Johnson’s advice for Gusties who are homesick is: “If you don’t feel at home, don’t feel like you have to. Give yourself time to go through and accept your emotions. Also, keep little pieces of home with you, like small objects, pictures, or even stickers from your city.”

Last but not least, Senior Financial Economics major Bethel Seyoum offers her homesickness story from an international student’s perspective.

“I set my emotions aside and look at my path ahead. I also get involved with a lot of work on campus.”

-Sophomore Quincy Yangh

Seyoum is from Ethiopia, which is a 20+ hour flight from Minnesota.

What Seyoum misses the most about her home is her family, her friends, and the food.

“Surprisingly, I don’t remember feeling homesick in my first year. However, I remember feeling really homesick in the beginning of my sophomore year after visiting my family and friends over the summer in Ethiopia,” Seyoum said.

After her first year away from home, Seyoum better understood the value of family and friendship and treasured these relationships.What has made Seyoum feel at home at Gustavus is the community’s friendliness and open-mindedness.

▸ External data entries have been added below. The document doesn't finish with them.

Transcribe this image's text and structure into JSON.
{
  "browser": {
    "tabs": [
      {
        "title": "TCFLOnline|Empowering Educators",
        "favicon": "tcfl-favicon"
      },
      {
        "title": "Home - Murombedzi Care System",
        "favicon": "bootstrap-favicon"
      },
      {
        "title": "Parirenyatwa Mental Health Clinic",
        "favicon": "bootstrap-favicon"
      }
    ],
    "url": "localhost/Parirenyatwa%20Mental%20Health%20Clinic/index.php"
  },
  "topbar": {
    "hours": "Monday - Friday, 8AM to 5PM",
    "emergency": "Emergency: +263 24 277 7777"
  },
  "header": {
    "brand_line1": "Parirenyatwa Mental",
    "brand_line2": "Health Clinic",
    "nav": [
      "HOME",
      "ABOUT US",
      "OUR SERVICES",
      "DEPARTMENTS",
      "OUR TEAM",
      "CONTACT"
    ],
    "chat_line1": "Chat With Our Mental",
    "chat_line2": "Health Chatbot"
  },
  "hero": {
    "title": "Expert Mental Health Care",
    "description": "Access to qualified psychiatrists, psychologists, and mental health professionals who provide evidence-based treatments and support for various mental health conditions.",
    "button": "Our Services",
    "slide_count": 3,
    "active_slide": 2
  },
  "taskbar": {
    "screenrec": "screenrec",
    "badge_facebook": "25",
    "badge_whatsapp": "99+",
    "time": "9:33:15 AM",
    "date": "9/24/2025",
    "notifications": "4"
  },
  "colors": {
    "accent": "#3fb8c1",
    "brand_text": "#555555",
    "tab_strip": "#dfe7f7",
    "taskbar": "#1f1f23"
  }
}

  “My friends, professors, staff workers, and my host parents have all made me feel like i’m at home,” Seyoum said.

   The senior shares her advice for Gusties, especially international Gusties who are dealing with homesickness.

    “It’s okay to feel homesick, as most of us do. It’s human nature. You should give yourself the permission to feel sad and miss those who you love. They are a part of you and so is homesickness. Acknowledging it and looking for a better way to cope with it could bring better results. One approach that I have found very effective after three years away from home is sharing my feelings with my friends, advisors, or counselors. It helps a lot when you have someone to talk to and to listen to your concerns.”